Ingrid berusaha mendekati Taylor dengan berbagai cara, mulai dari mengganti gaya rambut dan pakaian, hingga mencuri anjing Taylor untuk kemudian pura-pura menemukan dan mengembalikannya. Taylor dan Ingrid kemudian menjadi dekat, sampai Ingrid perlahan melihat sisi-sisi yang tak diperlihatkan Taylor di akun Instagramnya yang terlihat sempurna. Ingrid juga harus menghadapi adik Taylor, Nicky (Magnussen) yang tidak menyukainya, serta Dan (Jackson), pemilik rumah sewaannya di LA yang curiga terhadapnya.

Jejaring sosial, internet, dan dampaknya terhadap kehidupan manusia telah lama menjadi topik empuk bagi para sineas modern.

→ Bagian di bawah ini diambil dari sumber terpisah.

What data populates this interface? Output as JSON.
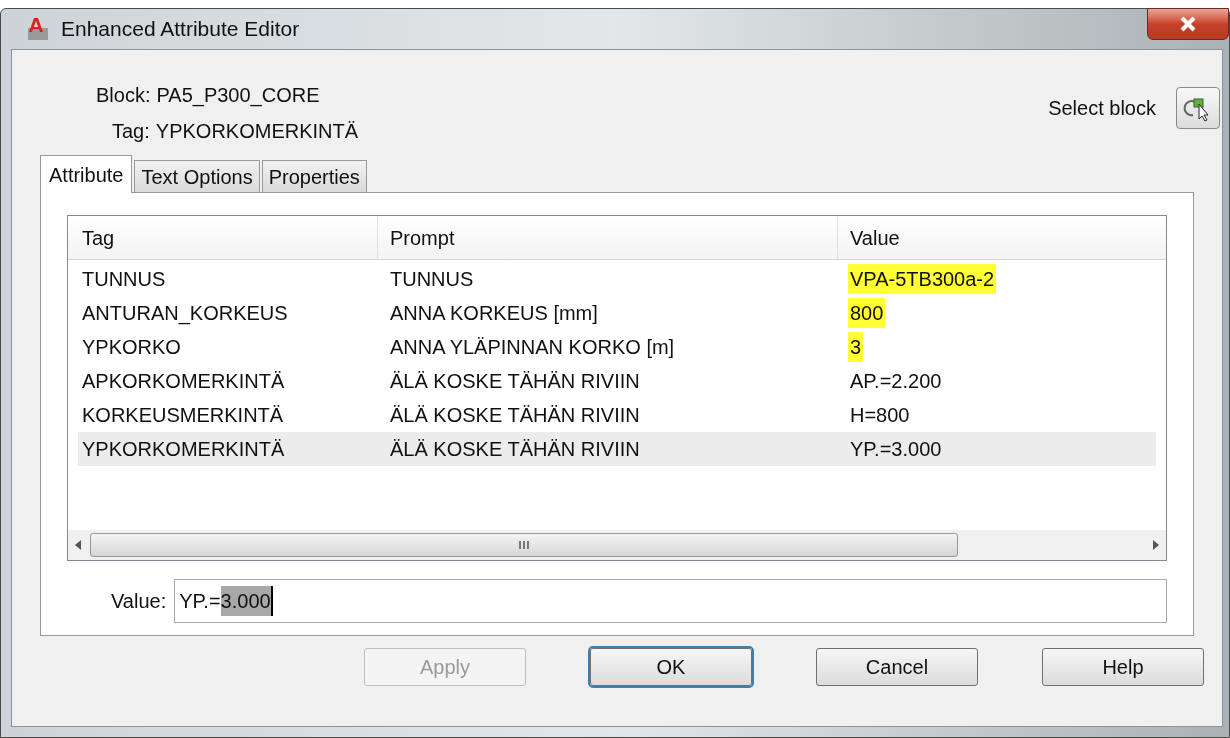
{
  "window": {
    "title": "Enhanced Attribute Editor"
  },
  "block": {
    "label": "Block:",
    "value": "PA5_P300_CORE"
  },
  "tag": {
    "label": "Tag:",
    "value": "YPKORKOMERKINTÄ"
  },
  "select_block": {
    "label": "Select block"
  },
  "tabs": [
    {
      "label": "Attribute",
      "selected": true
    },
    {
      "label": "Text Options",
      "selected": false
    },
    {
      "label": "Properties",
      "selected": false
    }
  ],
  "table": {
    "columns": [
      "Tag",
      "Prompt",
      "Value"
    ],
    "rows": [
      {
        "tag": "TUNNUS",
        "prompt": "TUNNUS",
        "value": "VPA-5TB300a-2",
        "highlighted": true,
        "selected": false
      },
      {
        "tag": "ANTURAN_KORKEUS",
        "prompt": "ANNA KORKEUS [mm]",
        "value": "800",
        "highlighted": true,
        "selected": false
      },
      {
        "tag": "YPKORKO",
        "prompt": "ANNA YLÄPINNAN KORKO [m]",
        "value": "3",
        "highlighted": true,
        "selected": false
      },
      {
        "tag": "APKORKOMERKINTÄ",
        "prompt": "ÄLÄ KOSKE TÄHÄN RIVIIN",
        "value": "AP.=2.200",
        "highlighted": false,
        "selected": false
      },
      {
        "tag": "KORKEUSMERKINTÄ",
        "prompt": "ÄLÄ KOSKE TÄHÄN RIVIIN",
        "value": "H=800",
        "highlighted": false,
        "selected": false
      },
      {
        "tag": "YPKORKOMERKINTÄ",
        "prompt": "ÄLÄ KOSKE TÄHÄN RIVIIN",
        "value": "YP.=3.000",
        "highlighted": false,
        "selected": true
      }
    ]
  },
  "value_field": {
    "label": "Value:",
    "text": "YP.=",
    "selected_text": "3.000"
  },
  "buttons": [
    {
      "label": "Apply",
      "disabled": true,
      "default": false
    },
    {
      "label": "OK",
      "disabled": false,
      "default": true
    },
    {
      "label": "Cancel",
      "disabled": false,
      "default": false
    },
    {
      "label": "Help",
      "disabled": false,
      "default": false
    }
  ]
}
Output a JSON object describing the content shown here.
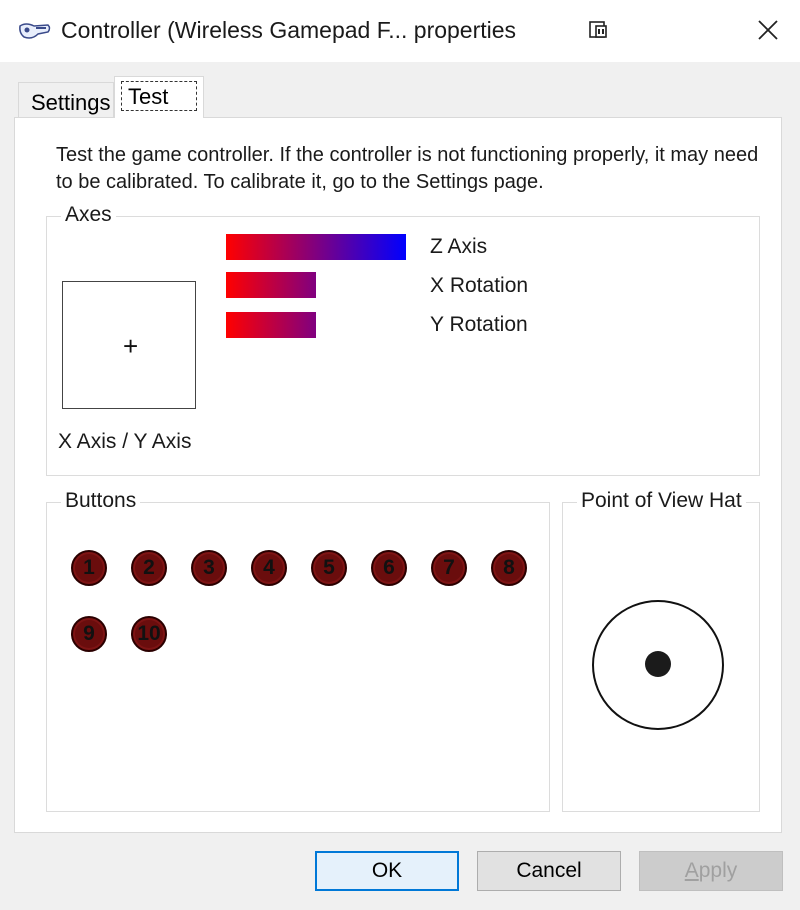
{
  "window": {
    "title": "Controller (Wireless Gamepad F... properties",
    "icons": {
      "app": "gamepad-icon",
      "help": "context-help-icon",
      "close": "close-icon"
    }
  },
  "tabs": [
    {
      "label": "Settings",
      "active": false
    },
    {
      "label": "Test",
      "active": true
    }
  ],
  "intro_text": "Test the game controller.  If the controller is not functioning properly, it may need to be calibrated.  To calibrate it, go to the Settings page.",
  "axes": {
    "title": "Axes",
    "xy_label": "X Axis / Y Axis",
    "xy_crosshair": "+",
    "bars": [
      {
        "label": "Z Axis",
        "level": 1.0
      },
      {
        "label": "X Rotation",
        "level": 0.5
      },
      {
        "label": "Y Rotation",
        "level": 0.5
      }
    ],
    "gradient_colors": {
      "start": "#ff0000",
      "end": "#0000ff"
    }
  },
  "buttons": {
    "title": "Buttons",
    "items": [
      "1",
      "2",
      "3",
      "4",
      "5",
      "6",
      "7",
      "8",
      "9",
      "10"
    ],
    "color": "#6a0d0d"
  },
  "pov": {
    "title": "Point of View Hat"
  },
  "dialog_buttons": {
    "ok": "OK",
    "cancel": "Cancel",
    "apply_first": "A",
    "apply_rest": "pply"
  }
}
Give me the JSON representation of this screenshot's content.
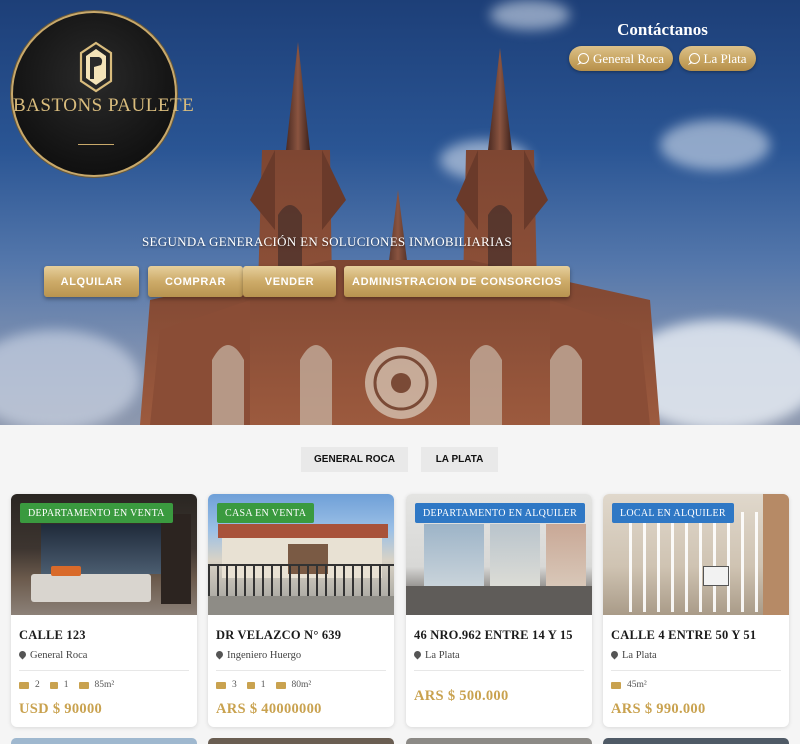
{
  "brand": {
    "name": "BASTONS PAULETE"
  },
  "contact": {
    "title": "Contáctanos",
    "buttons": [
      {
        "label": "General Roca",
        "icon": "whatsapp-icon"
      },
      {
        "label": "La Plata",
        "icon": "whatsapp-icon"
      }
    ]
  },
  "hero": {
    "tagline": "SEGUNDA GENERACIÓN EN SOLUCIONES INMOBILIARIAS",
    "buttons": [
      "ALQUILAR",
      "COMPRAR",
      "VENDER",
      "ADMINISTRACION DE CONSORCIOS"
    ]
  },
  "filters": [
    "GENERAL ROCA",
    "LA PLATA"
  ],
  "colors": {
    "gold": "#c9a24f",
    "badge_green": "#3a9a3f",
    "badge_blue": "#2f78c5",
    "logo_bg": "#121212"
  },
  "listings": [
    {
      "badge": "DEPARTAMENTO EN VENTA",
      "badge_color": "green",
      "title": "CALLE 123",
      "location": "General Roca",
      "beds": "2",
      "baths": "1",
      "area": "85m²",
      "price": "USD $ 90000"
    },
    {
      "badge": "CASA EN VENTA",
      "badge_color": "green",
      "title": "DR VELAZCO N° 639",
      "location": "Ingeniero Huergo",
      "beds": "3",
      "baths": "1",
      "area": "80m²",
      "price": "ARS $ 40000000"
    },
    {
      "badge": "DEPARTAMENTO EN ALQUILER",
      "badge_color": "blue",
      "title": "46 NRO.962 ENTRE 14 Y 15",
      "location": "La Plata",
      "beds": "",
      "baths": "",
      "area": "",
      "price": "ARS $ 500.000"
    },
    {
      "badge": "LOCAL EN ALQUILER",
      "badge_color": "blue",
      "title": "CALLE 4 ENTRE 50 Y 51",
      "location": "La Plata",
      "beds": "",
      "baths": "",
      "area": "45m²",
      "price": "ARS $ 990.000"
    }
  ]
}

Sayangnya, film-film semacam itu sejauh ini kebanyakan terlihat seperti iklan layanan masyarakat yang diputar di sekolah di hadapan siswa-siswa yang bosan, lengkap dengan karakter kelas menengah yang seolah keluar dari cetakan yang sama, situs fiktif yang maunya meniru Facebook (BuddyMe? Seriously?), dan berujung pada ceramah tentang bahayanya internet. Mungkin hanya Cyberbully (2015) dan beberapa episode Black Mirror yang bisa "mengenyangkan" saya, tetapi di luar itu, sama melempemnya.

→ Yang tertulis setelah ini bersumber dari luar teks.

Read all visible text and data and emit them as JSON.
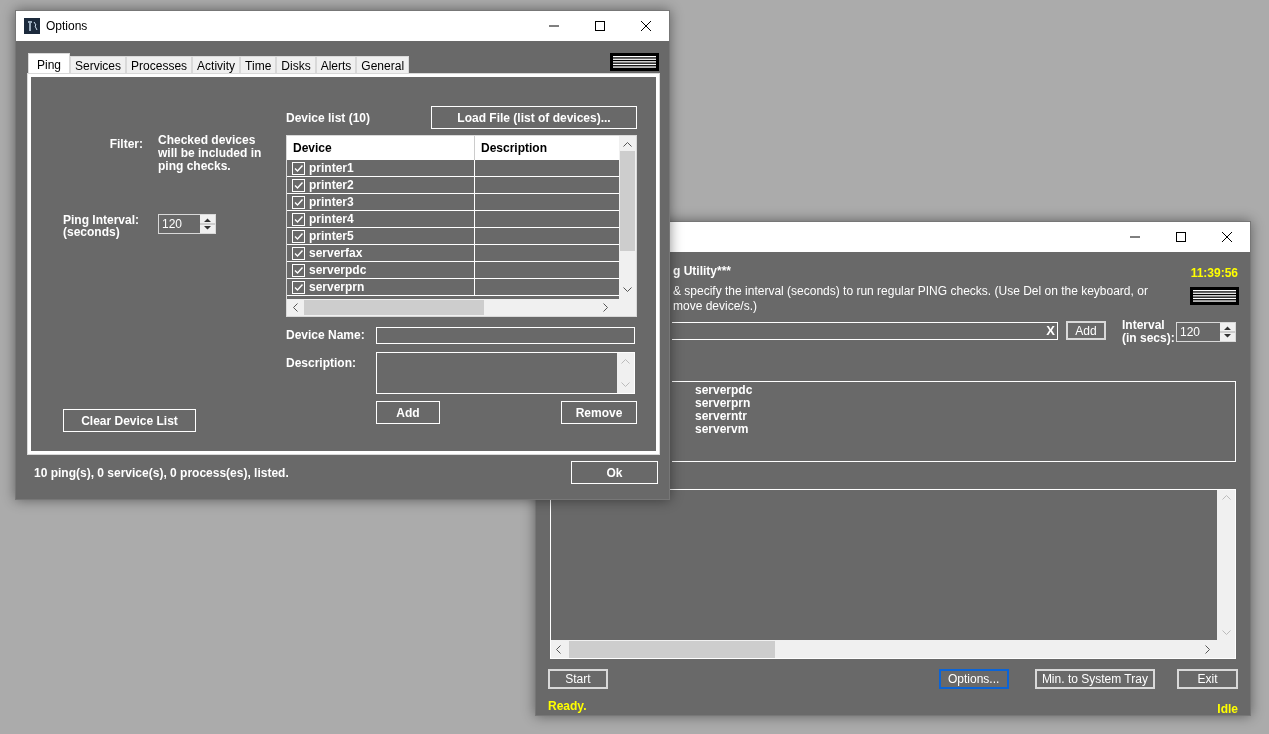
{
  "main_window": {
    "heading": "g Utility***",
    "clock": "11:39:56",
    "instructions": [
      "& specify the interval (seconds) to run regular PING checks. (Use Del on the keyboard, or",
      "move device/s.)"
    ],
    "entry": {
      "clear": "X"
    },
    "add_button": "Add",
    "interval_label": [
      "Interval",
      "(in secs):"
    ],
    "interval_value": "120",
    "devices": [
      "serverpdc",
      "serverprn",
      "serverntr",
      "servervm"
    ],
    "buttons": [
      {
        "label": "Start",
        "focused": false
      },
      {
        "label": "Options...",
        "focused": true
      },
      {
        "label": "Min. to System Tray",
        "focused": false
      },
      {
        "label": "Exit",
        "focused": false
      }
    ],
    "status": "Ready.",
    "state": "Idle"
  },
  "options_window": {
    "title": "Options",
    "tabs": [
      {
        "label": "Ping",
        "selected": true
      },
      {
        "label": "Services",
        "selected": false
      },
      {
        "label": "Processes",
        "selected": false
      },
      {
        "label": "Activity",
        "selected": false
      },
      {
        "label": "Time",
        "selected": false
      },
      {
        "label": "Disks",
        "selected": false
      },
      {
        "label": "Alerts",
        "selected": false
      },
      {
        "label": "General",
        "selected": false
      }
    ],
    "filter_label": "Filter:",
    "filter_note": "Checked devices will be included in ping checks.",
    "ping_interval_label": [
      "Ping Interval:",
      "(seconds)"
    ],
    "ping_interval_value": "120",
    "device_list_label": "Device list (10)",
    "load_button": "Load File (list of devices)...",
    "grid": {
      "columns": [
        "Device",
        "Description"
      ],
      "rows": [
        {
          "device": "printer1",
          "checked": true
        },
        {
          "device": "printer2",
          "checked": true
        },
        {
          "device": "printer3",
          "checked": true
        },
        {
          "device": "printer4",
          "checked": true
        },
        {
          "device": "printer5",
          "checked": true
        },
        {
          "device": "serverfax",
          "checked": true
        },
        {
          "device": "serverpdc",
          "checked": true
        },
        {
          "device": "serverprn",
          "checked": true
        }
      ]
    },
    "device_name_label": "Device Name:",
    "description_label": "Description:",
    "clear_button": "Clear Device List",
    "add_button": "Add",
    "remove_button": "Remove",
    "status": "10 ping(s), 0 service(s), 0 process(es), listed.",
    "ok_button": "Ok"
  }
}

Ingrid Goes West keluar dari klise semacam itu dengan memanfaatkan komedi gelap sebagai gaya penceritaannya. Film-film bertema penguntit kerap mengambil sudut pandang dari si "korban". Sutradara lain mungkin akan menjadikan Taylor si influencer Instagram sebagai protagonis yang harus menghindari penguntit berbahaya. Akan tetapi, Matt Spicer membalik pola khas ini dengan mengambil sudut pandang Ingrid, bukan Taylor, dan dengan demikian, menjadikan Ingrid sebagai cerminan dari kita (yang saya maksud dengan kita tentu saja tidak berlaku jika Anda sendiri adalah seorang selebriti Instagram).

Aubrey Plaza sukses menangkap sisi-sisi ekstrem nyaris neurotik dari Ingrid yang terobsesi pada imaji kesempurnaan di akun Instagram yang terkurasi dengan baik, sementara hidupnya sendiri semakin terabaikan. Spicer dengan jeli menangkap detail-detail seperti ketika Ingrid ragu antara mengetik "hehehe" atau "heh heh heh", hingga kalimat postingan yang dihapus beberapa kali. Melihat Ingrid me-like berbagai postingan bahkan tanpa berpikir sementara rumahnya sendiri gelap dan suram, atau menyukai foto makanan enak yang diunggah Taylor sembari melirik ke rotinya sendiri yang teronggok menyedihkan, seperti melihat ke dalam diri semua orang yang bukan selebriti Instagram.

Spicer menyelipkan satu menit montase yang terdiri dari foto-foto serta video Instagram Taylor, sebagai jendela mini ke kultur jejaring sosial: foto makanan yang dipotret dari atas, kutipan orang-orang terkenal yang dicomot di luar konteks, filosofi hidup yang dipadatkan ke dalam beberapa kalimat "berat" serta tagar, hingga nama yang mencerminkan candaan meta cerdas (Taylor menggunakan nama akun welltaylored, seolah belum cukup memberi petunjuk bahwa akun Instagramnya adalah sesuatu yang well-tailored, alias dirancang dengan seksama). Montase singkat ini ditambal sulam dari foto-foto cantik yang berganti secara cepat, bagaikan deretan reklame yang dengan cepat membius Ingrid hingga matanya berkaca-kaca: karena emosi yang meluap serta karena terlalu sering menatap layar.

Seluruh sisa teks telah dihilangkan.